A motorcycle rider in Pampanga was arrested yesterday for allegedly and deliberately ramming a Land Transportation Office (LTO) enforcer during one of the agency's spot checkpoint operations in San Fernando.
The LTO enforcer was identified as Jerome Pamintuan, who was rushed to a nearby hospital after he sustained multiple injuries from the alleged deliberate ramming of the motorcycle rider.
According to witnesses, motorcycle rider Robert Jocson was being flagged down because he was riding his motorcycle without a standard crash helmet. Instead of slowing down, Jocson allegedly tried to ram Pamintuan's teammate, Cris Canlas but he was able to dodge the raging motorcycle. Sadly, Pamintuan was not able to do the same.
What's worse is that, immediately after the incident, Jocson tried to flee the scene, but ended up crashing into a truck a few moments later where he was eventually caught by policemen. During the investigation, it was revealed that besides not wearing a crash helmet, Jocson was also driving without a license, as well as driving a motorcycle with an expired registration.
Jocson also allegedly tried to provide false information to investigators, including providing a traffic citation ticket issued in Capas, Tarlac bearing false information about his identity. He is currently detained at San Fernando police station.
The Department of Transportation (DOTr) director for communications, Assistant Secretary Goddes Hope Libiran, through her social media page, expressed strong displeasure over the incident and has said that drivers like Jocson should be banned forever from the roads, and has said that such an action is equal to a criminal act.
Nothing to worry about for riders
MotoPinas.com was able to have a quick conversation with an LTO “Flying Squad” team leader (who requested to remain anonymous) during one of their recent operations in Quezon City on the subject of motorcyclist's apprehension. According to the Flying Squad team leader, motorcycle riders must not see the LTO enforcers as the “bad guy” whenever there's an operation and should stop for proper verification.
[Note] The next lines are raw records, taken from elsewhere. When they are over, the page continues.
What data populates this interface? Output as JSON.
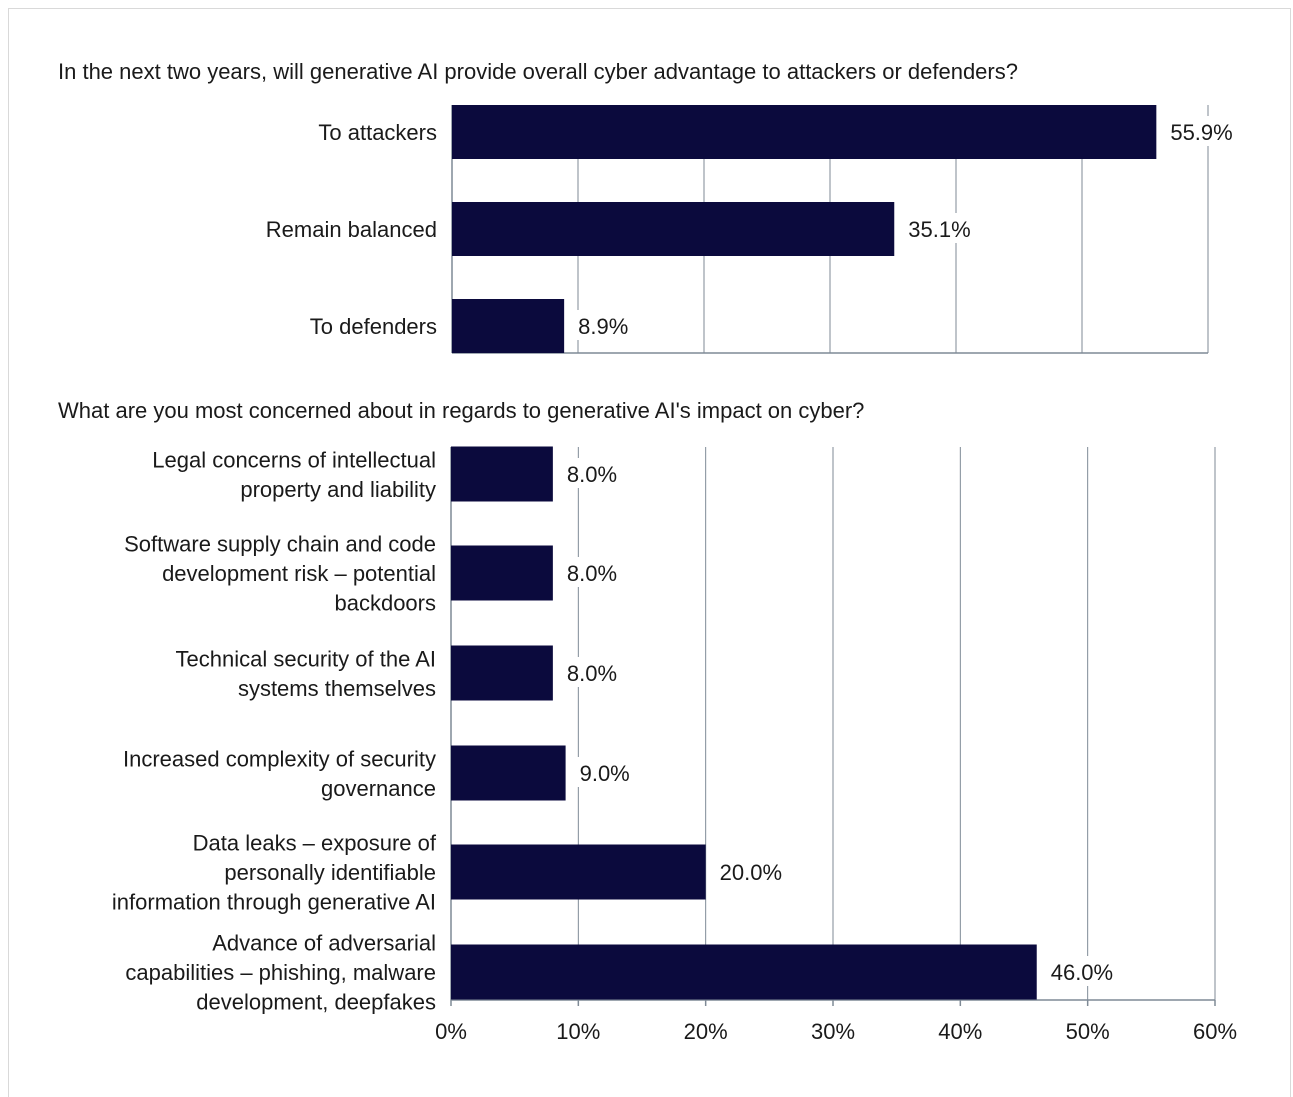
{
  "chart_data": [
    {
      "type": "bar",
      "orientation": "horizontal",
      "title": "In the next two years, will generative AI provide overall cyber advantage to attackers or defenders?",
      "categories": [
        "To attackers",
        "Remain balanced",
        "To defenders"
      ],
      "values": [
        55.9,
        35.1,
        8.9
      ],
      "value_labels": [
        "55.9%",
        "35.1%",
        "8.9%"
      ],
      "xlim": [
        0,
        60
      ],
      "grid": true,
      "bar_color": "#0b0a3d"
    },
    {
      "type": "bar",
      "orientation": "horizontal",
      "title": "What are you most concerned about in regards to generative AI's impact on cyber?",
      "categories": [
        [
          "Legal concerns of intellectual",
          "property and liability"
        ],
        [
          "Software supply chain and code",
          "development risk – potential",
          "backdoors"
        ],
        [
          "Technical security of the AI",
          "systems themselves"
        ],
        [
          "Increased complexity of security",
          "governance"
        ],
        [
          "Data leaks – exposure of",
          "personally identifiable",
          "information through generative AI"
        ],
        [
          "Advance of adversarial",
          "capabilities – phishing, malware",
          "development, deepfakes"
        ]
      ],
      "values": [
        8.0,
        8.0,
        8.0,
        9.0,
        20.0,
        46.0
      ],
      "value_labels": [
        "8.0%",
        "8.0%",
        "8.0%",
        "9.0%",
        "20.0%",
        "46.0%"
      ],
      "xlim": [
        0,
        60
      ],
      "xticks": [
        "0%",
        "10%",
        "20%",
        "30%",
        "40%",
        "50%",
        "60%"
      ],
      "grid": true,
      "bar_color": "#0b0a3d"
    }
  ]
}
The LTO is just doing their job as mandated by the law. Most importantly, according to the team leader, is that riders who are following the law should not be worried.
What he means is that motorcycle riders should at all times, while riding a motorcycle, wear a standard motorcycle crash helmet and shoes. It also goes without saying that motorcycle riders must carry with them a valid driver's license [with proper restriction codes] and updated vehicle registration; a road-worthy motorcycle that is within the guidelines of the LTO. If that's the case, there should be nothing to worry about.